Recent twitter entries...

Malam Tanpa Gemintang


Dalam peradaban manusia, langit yang gelap dengan taburan bintangnya menjadi tempat manusia untuk menanyakan rahasia alam, tempat bertumpunya sastra dan filsafat. Inspirasi bagi puisi cinta dan senandung lagu. Keindahan langit mengagumkan dan selalu menimbulkan kebijakan falsafi. Namun kini, perlahan-lahan manusia kehilangan hal-hal itu karena tak menampakkan dirinya lagi dalam kegelapan yang sejati.

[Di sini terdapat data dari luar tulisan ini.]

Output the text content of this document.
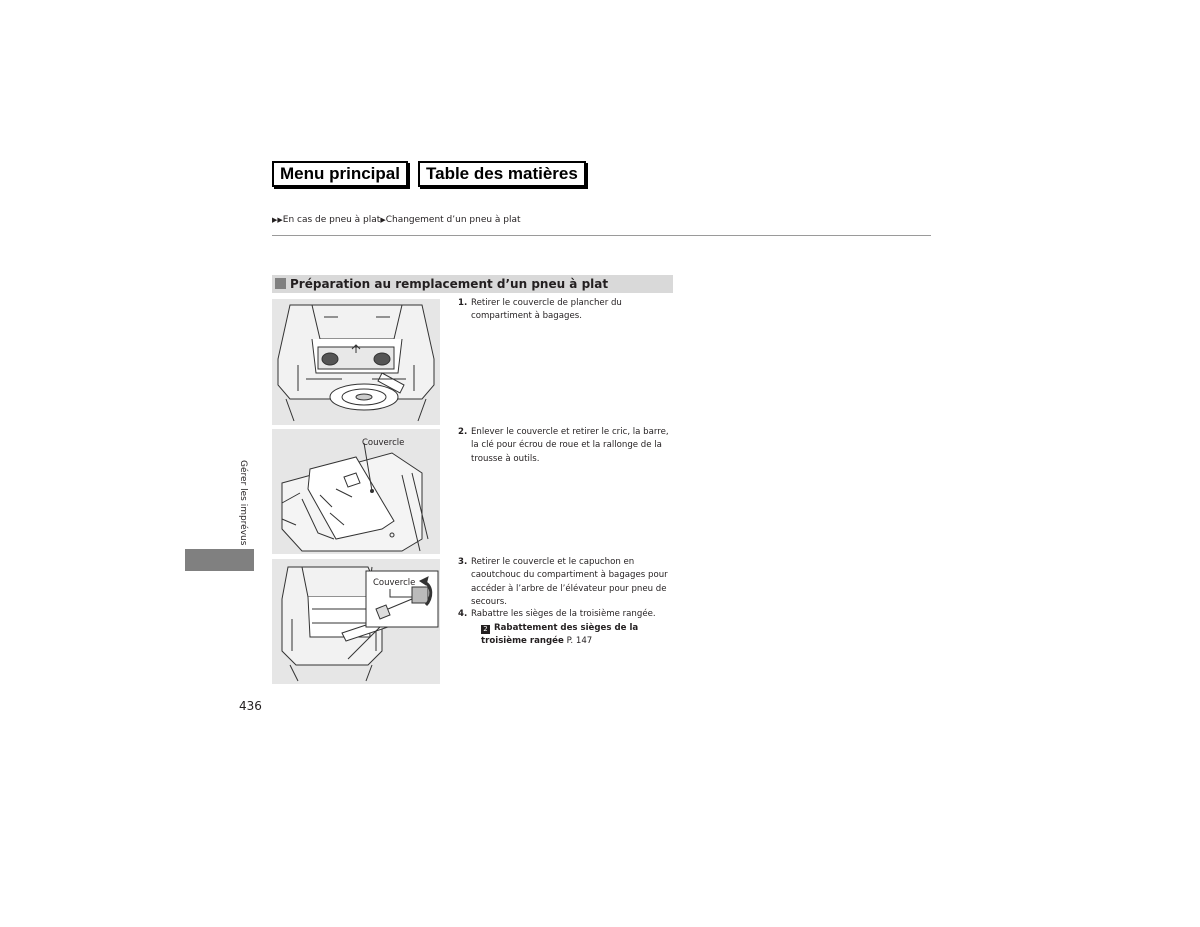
Menu principal	Table des matières
▶▶En cas de pneu à plat▶Changement d’un pneu à plat
Préparation au remplacement d’un pneu à plat
Couvercle
Couvercle
1. Retirer le couvercle de plancher du compartiment à bagages.
2. Enlever le couvercle et retirer le cric, la barre, la clé pour écrou de roue et la rallonge de la trousse à outils.
3. Retirer le couvercle et le capuchon en caoutchouc du compartiment à bagages pour accéder à l’arbre de l’élévateur pour pneu de secours.
4. Rabattre les sièges de la troisième rangée.
2 Rabattement des sièges de la troisième rangée P. 147
Gérer les imprévus
436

Seiring berkembangnya penduduk, semakin banyak perumahan dan pembangunan jalan serta infrastuktur. Semakin banyak pula penerangan yang dibutuhkan. Hampir semua lampu di pemukiman dan kota tidak diberi tudung yang memadai. Akibatnya, cahaya lampu mangarah ke sana- ke mari dan tak sekedar menerangi aktivitas manusia, tetapi juga menerangi langit di atasnya secara sia-sia. Hal ini merupakan polusi cahaya, indikator pemborosan energi.

Kemampuan masyarakat sekarang ini untuk mencahayai langit, apakah itu untuk keamanan atau untuk keindahan terus meningkat. Jauh sebelum lampu pijar, nyala obor, damar, sentir dan petromax yang dulu merupakan sumber cahaya semakin tergantikan oleh aneka lampu merkuri dalam tabung bertekanan tinggi.

Pencahayaan dan pengamanan lingkungan sebenarnya memerlukan manajemen yang efektif agar penerangan ke bawah, untuk keamanan dan lalu lintas, tidak ikut-ikutan menerangi langit. Demikian juga hal pemasangan papan reklame yang terpampang, cahayanya menyinari lingkungan sekitar secara berlebihan. Pun lampu kendaraan yang simpang siur mewarnai pekatnya malam.

Merebaknya pencahayaan itu menimbulkan efek yang disebut “polusi cahaya” karena membuat langit terang benderang. Penerangan manusia yang berlebihan membuat langit semakin jauh dari keindahan dan rahasianya kian sukar terungkap.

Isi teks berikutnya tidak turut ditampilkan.